症状もなく静かに進行し、気が付くと合併症が発症しているケースも多い生活習慣病。予防に欠かせないのが食事療法と運動療法ですが、検査値がなかなか改善しない場合は薬物療法に頼るほかありません。生活習慣病の治療薬は長期服用中に多剤併用(ポリファーマシー)となり得ることから、薬剤師の関与がとても高い領域です。
特に糖尿病は、薬物治療の役割が非常に大きい疾患です。例えば1型糖尿病、2型糖尿病、妊娠糖尿病など成因分類によって内服薬(7種)か注射薬(2種)または併用療法による薬剤選択、高齢者であれば低血糖を起こさない薬剤選択、認知機能が低下していれば訪問看護の利用の有無等によって、治療薬の種類や注射薬の注射回数を変更しなければなりません。
糖尿病治療薬は種類が多く治療方法が複雑なことからも薬剤師の存在意義を高めています。

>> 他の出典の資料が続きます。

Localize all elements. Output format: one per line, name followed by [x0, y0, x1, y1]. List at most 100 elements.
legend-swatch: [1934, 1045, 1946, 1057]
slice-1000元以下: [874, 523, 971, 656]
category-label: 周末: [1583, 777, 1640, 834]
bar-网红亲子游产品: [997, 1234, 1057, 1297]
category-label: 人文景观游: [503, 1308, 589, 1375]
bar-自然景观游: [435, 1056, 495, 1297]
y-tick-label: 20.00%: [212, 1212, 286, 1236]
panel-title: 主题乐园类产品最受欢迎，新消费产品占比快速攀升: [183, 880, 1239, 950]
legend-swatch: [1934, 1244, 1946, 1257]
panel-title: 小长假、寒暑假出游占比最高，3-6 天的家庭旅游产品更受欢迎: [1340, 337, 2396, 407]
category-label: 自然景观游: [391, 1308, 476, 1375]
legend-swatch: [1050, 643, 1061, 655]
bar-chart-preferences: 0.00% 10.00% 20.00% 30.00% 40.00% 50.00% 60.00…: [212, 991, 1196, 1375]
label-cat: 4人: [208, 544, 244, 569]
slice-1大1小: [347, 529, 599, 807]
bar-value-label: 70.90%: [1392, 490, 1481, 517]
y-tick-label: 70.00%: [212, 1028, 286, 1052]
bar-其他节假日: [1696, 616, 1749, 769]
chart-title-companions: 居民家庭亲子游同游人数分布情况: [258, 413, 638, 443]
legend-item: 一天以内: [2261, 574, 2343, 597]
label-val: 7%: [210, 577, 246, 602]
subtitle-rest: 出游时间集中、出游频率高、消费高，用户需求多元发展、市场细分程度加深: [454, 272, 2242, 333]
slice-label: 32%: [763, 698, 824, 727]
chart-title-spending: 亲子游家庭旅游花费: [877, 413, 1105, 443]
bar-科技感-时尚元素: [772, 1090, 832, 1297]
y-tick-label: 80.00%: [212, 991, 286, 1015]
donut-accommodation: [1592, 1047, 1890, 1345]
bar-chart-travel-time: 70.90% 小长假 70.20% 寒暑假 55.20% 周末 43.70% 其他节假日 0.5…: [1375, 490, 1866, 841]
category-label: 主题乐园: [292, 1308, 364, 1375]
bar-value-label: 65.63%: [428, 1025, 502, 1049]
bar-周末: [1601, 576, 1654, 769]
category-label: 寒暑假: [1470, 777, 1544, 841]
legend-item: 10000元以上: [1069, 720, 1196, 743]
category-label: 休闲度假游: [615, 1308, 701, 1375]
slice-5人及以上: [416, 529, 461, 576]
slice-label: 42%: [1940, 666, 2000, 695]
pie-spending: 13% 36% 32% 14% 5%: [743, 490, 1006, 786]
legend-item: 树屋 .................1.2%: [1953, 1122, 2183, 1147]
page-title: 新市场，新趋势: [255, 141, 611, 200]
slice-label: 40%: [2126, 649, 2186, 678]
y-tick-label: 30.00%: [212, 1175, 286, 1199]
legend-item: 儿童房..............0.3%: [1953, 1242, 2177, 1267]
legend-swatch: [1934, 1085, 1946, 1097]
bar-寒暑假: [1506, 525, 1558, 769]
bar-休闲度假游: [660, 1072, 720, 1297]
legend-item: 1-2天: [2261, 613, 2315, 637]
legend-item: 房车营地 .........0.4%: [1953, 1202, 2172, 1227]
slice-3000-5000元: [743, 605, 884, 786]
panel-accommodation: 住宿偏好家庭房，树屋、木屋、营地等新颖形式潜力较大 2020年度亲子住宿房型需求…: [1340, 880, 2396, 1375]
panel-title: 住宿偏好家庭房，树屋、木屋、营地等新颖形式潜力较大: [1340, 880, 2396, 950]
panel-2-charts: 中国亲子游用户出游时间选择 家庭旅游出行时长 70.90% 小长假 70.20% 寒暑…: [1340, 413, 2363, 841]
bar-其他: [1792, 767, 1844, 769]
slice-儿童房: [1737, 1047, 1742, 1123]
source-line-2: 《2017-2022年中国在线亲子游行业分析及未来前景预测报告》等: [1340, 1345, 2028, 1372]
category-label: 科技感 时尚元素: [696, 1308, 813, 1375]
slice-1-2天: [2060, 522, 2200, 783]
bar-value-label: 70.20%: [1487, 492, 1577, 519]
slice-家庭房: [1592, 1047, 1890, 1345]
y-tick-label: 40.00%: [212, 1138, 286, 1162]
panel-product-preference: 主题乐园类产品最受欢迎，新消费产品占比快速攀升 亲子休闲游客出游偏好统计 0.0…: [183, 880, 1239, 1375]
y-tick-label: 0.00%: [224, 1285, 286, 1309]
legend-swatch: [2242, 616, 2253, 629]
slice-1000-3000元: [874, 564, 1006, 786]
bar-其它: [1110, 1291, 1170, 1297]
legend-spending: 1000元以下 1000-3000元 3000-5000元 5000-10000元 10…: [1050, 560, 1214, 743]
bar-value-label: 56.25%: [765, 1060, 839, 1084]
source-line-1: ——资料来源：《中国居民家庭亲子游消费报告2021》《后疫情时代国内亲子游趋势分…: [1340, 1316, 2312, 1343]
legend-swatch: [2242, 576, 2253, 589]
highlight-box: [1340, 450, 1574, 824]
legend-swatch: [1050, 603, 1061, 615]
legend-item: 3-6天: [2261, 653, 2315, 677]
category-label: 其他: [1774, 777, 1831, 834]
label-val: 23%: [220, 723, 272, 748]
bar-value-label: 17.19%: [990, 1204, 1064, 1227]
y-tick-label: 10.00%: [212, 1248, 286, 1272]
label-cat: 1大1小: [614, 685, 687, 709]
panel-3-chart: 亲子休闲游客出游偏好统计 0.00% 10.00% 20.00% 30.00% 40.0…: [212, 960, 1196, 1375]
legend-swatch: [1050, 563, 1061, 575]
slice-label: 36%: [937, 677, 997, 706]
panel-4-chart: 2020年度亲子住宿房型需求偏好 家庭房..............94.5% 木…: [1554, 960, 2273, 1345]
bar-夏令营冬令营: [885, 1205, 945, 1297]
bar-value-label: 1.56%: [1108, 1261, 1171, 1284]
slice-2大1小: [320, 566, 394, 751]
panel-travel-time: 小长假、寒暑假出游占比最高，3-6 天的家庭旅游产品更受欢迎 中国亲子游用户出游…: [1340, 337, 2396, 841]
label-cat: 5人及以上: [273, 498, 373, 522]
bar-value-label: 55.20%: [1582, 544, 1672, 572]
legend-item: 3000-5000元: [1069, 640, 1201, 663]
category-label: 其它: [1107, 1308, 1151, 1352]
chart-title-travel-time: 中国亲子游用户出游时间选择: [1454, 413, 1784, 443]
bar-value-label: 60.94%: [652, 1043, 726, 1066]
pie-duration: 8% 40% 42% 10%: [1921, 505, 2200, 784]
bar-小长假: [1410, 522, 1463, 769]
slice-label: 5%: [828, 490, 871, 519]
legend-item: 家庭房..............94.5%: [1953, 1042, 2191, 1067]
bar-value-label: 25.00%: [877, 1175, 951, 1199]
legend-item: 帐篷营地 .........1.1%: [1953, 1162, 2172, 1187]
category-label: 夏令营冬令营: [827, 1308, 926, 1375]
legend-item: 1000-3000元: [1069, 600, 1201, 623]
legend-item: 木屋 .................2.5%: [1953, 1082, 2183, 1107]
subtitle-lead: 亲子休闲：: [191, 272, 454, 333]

この時に頼りになるのが「臨床薬剤師」。病院薬剤師の業務のうち“薬剤管理指導業務”を担い、医薬品に対する高度な知識を持ったスペシャリストです。
臨床薬剤師は、入院患者の内服薬や注射薬の使用歴をチェックし、過去に副作用の影響が出た経験がないか等を調査します。これは、服薬指導の上で薬剤の重複投与の確認や副作用防止の重要なデータとなります。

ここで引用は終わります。